No more could I expect to satisfy and fulfill my life alone, my heart desired a partner to love and recieve love from, it had become all I wanted.
I was desperate to tell someone, but I was so scared to face the reactions of other people. So I fled to the internet, and created a gay identity for myself. I would go onto christian sites and scream at them, begging to know why I was “wrong” and how they found it so easy to condemn people like me. I hated them.
About a month later, on the eve of September 4th, with trembles of terror and tears streaming down my face, I came out to my best friend, Jen. She embraced me and took it so well. She told me I was not perverted, I was normal, and that she loved me. We went for a walk the next day, and she pulled me out of my shell by asking me questions about my past, what kind of guys I liked, and my plans for the future.
She helped me become comfortable with myself, and in a short while I had fully embraced the fact that I was gay. I planned to get married in my future, to love a man. I was finally happy, I hadn’t been truly happy for so long. But I continued to feel as though the Christian chuch turned me away (as it does in its majority), and as I result I backed out of it. My parents were mortified and tried to make me holy again, but I continued to step away. Before long, after much research into christian beliefs towards homosexuality and even reading some very degratory websites, I hated them. I truly, truly hated them.
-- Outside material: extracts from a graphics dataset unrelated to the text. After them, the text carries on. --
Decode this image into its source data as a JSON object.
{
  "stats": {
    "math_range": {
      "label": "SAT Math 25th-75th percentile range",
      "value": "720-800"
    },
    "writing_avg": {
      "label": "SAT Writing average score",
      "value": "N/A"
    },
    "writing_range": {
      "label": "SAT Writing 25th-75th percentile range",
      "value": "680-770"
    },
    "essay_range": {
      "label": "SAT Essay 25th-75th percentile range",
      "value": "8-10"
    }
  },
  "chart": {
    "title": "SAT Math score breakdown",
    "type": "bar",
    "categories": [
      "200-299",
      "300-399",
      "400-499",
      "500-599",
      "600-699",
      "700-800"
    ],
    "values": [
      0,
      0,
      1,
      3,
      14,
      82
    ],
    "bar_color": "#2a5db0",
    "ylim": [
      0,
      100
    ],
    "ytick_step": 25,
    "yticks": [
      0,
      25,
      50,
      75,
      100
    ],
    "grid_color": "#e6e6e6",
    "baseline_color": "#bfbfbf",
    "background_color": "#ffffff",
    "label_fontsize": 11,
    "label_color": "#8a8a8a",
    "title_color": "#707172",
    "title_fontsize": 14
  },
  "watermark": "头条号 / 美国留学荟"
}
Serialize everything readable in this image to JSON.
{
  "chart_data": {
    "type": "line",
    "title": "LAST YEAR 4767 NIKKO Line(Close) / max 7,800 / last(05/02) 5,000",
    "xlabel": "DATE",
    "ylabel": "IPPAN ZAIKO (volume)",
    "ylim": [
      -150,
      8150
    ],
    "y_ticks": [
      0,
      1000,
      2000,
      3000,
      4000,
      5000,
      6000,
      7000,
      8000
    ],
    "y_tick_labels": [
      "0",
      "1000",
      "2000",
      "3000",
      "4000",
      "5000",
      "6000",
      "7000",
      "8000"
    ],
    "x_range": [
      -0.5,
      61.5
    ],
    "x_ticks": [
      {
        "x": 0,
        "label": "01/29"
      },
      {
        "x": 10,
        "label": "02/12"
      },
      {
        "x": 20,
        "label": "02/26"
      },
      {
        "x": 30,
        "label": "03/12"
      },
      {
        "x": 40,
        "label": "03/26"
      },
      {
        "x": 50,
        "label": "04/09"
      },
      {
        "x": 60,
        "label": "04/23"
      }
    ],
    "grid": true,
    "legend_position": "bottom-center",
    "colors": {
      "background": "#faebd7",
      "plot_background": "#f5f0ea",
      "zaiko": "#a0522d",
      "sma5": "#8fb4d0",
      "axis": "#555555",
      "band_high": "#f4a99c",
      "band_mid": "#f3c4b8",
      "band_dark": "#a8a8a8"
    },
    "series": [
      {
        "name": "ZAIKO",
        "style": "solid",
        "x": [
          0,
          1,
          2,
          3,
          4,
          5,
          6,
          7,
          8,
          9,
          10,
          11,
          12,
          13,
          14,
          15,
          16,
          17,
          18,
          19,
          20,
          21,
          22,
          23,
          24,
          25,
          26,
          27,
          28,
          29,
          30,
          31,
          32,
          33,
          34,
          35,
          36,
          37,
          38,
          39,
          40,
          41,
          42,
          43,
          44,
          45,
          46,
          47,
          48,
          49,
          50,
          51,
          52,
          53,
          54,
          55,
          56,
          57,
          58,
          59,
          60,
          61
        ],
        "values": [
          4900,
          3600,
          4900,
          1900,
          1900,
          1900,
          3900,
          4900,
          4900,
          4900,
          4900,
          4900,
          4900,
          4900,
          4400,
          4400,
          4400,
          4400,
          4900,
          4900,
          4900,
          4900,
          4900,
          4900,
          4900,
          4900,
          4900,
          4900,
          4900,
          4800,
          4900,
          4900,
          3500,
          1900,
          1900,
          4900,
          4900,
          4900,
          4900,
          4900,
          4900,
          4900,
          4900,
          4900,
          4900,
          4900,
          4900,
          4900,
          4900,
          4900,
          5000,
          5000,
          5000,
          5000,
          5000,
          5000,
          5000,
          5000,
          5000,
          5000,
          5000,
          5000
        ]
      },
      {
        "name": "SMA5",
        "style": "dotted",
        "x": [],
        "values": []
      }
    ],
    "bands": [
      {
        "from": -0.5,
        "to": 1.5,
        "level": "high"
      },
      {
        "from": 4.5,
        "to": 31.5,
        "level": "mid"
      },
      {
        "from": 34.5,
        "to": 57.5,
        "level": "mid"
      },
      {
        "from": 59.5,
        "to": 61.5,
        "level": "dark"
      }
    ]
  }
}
But I began to fear Hell. But I had thoughts such as “I hate a God who is okay with sending his children to Hell. If the God above shall condemn a man for merely seeking true love, then I would rather go to Hell then spend an eternity with such a wicked, wicked God.” I continue to have such thoughts.
But I do not want to turn away, deep down. I feel connected to God somehow, I feel like he has something he wants me to do. I am constantly remembering a time, back when I was much younger, a pastor came to my house with a message for my parents: that God had revealed to him that there was something special in me, and that God wanted me to be annointed. And so I was.
It is for this reason that my relationship with God is love/hate. I just want the truth.
That is my story. I shall now conclude with my coming out situation.
I want to tell my family, to get it off my chest. But I fear the burden will be replaced with a stab at my heart, rejection. My parents spit upon the feet of homosexuals, they gag at the idea. My sister, she is 2 years older than I but has remained so shielded from the world that I daresay she almost has the mind of a 11 year old. Everything is strictly black and white to her. She does not fully understand sex itself, she does not understand love. To her, heterosexual sex is digusting enough, homosexual sex (if she knows how it works) is even worse, satanic. I believe she is asexual, feeling no sexual attraction to either gender whatsoever. As a result of this, I feel I cannot tell her who I am, for she will not understand. She will believe that homosexuality was a choice on my behalf, she will grow angered and disgusted.
I would normally not care of her lack of the knowledge of love and sex, other than that it will durastically change how she accepts me when I come out. In short, she will not accept me, for she will not understand.
And my parents in turn will be mortified, they shall beg me to keep it a secret and not act upon it. But this is too much to ask of me, all I want it love, and I shall seek after it. They do not understand, everything is black and white to them. I have so much I want to tell them, so much knowledge on the topic of homosexuality I want to tell them to defend myself. But I know they will not listen. For even once they have stated to me that homosexuality has nothing to do with love, it is merely a perverted sexual attraction. But this is not true!
Please help me, before I lose the last of my hope.